The report provides a small amount of information about each text. This includes the text’s title, its word count, type and an indication of its difficulty (or readability) using the noun count method. It is important to consider the text when examining performance on the different questions. Students performance can be affected by their engagement in or knowledge of particular texts and text types.
The reports also colour codes the questions to indicate whether they involve retrieval, local inference or global inference
- Retrieval questions require the reader to comprehend without needing to infer; that is, the reader matches the wording of the question to wording in the text.
- Local inference questions require the reader to comprehend implied information from within relatively small sections of text.
- Global inference questions require the reader to comprehend implied information from across relatively larger sections of text.

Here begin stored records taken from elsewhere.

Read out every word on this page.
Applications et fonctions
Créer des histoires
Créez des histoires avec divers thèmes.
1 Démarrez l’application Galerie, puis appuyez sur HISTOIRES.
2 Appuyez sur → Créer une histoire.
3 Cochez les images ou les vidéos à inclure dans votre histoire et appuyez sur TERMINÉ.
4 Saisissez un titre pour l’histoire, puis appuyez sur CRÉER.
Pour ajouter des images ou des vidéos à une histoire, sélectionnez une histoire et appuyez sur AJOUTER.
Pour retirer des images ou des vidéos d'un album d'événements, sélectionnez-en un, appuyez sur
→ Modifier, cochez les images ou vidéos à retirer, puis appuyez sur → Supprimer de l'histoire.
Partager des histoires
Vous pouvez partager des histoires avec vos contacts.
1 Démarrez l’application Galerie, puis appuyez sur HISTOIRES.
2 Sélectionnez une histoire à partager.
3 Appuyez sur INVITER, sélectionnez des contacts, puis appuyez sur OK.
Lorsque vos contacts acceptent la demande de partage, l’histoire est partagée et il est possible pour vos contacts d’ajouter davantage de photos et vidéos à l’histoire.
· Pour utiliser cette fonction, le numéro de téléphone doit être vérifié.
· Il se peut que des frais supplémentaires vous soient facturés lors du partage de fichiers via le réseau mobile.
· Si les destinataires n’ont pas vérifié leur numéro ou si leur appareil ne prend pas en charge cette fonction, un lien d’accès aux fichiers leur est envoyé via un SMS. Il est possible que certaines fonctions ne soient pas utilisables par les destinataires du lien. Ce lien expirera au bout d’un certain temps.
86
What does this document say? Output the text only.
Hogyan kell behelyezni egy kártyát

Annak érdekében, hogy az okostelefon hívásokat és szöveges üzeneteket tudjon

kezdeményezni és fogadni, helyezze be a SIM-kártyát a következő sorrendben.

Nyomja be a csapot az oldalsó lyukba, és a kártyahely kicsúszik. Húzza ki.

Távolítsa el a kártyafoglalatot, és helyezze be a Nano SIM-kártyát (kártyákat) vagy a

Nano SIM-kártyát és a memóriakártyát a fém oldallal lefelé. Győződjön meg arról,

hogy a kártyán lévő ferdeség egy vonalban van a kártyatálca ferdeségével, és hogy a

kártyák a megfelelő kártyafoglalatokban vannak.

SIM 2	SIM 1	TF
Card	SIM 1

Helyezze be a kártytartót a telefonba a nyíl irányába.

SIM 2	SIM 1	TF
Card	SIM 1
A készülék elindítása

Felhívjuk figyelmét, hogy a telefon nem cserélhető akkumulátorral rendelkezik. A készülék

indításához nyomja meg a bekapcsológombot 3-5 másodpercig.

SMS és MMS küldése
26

The question types provide some idea of what reading skills the question involved. It might be that students who have problems with questions involving global inference for instance, require some help in this area. There are many reasons however why a student may have answered a particular question incorrectly and further investigation should occur before any definitive conclusions are reached.
Gaps and strengths
Evidence that a gap exists in a student’s knowledge could be indicated when a student has incorrectly answered a question that he or she was expected to find easy. Although it could also have been just a “silly mistake”, it should be followed up and investigated further. Similarly, when a student has correctly answered a question that was expected to be difficult it could be evidence that he or she has a particular strength in an area. Again, there could also be other reasons; for instance, the student may have simply made a lucky guess. In the report shown below, the student has answered Questions 2 and 6 incorrectly (they are not circled with the black border). These questions were expected to be easy for this student as they are printed below the dashed line with a shaded background indicating that they are well below his level of achievement. It is possible that he has a gap in this area, which could be confirmed with further questioning.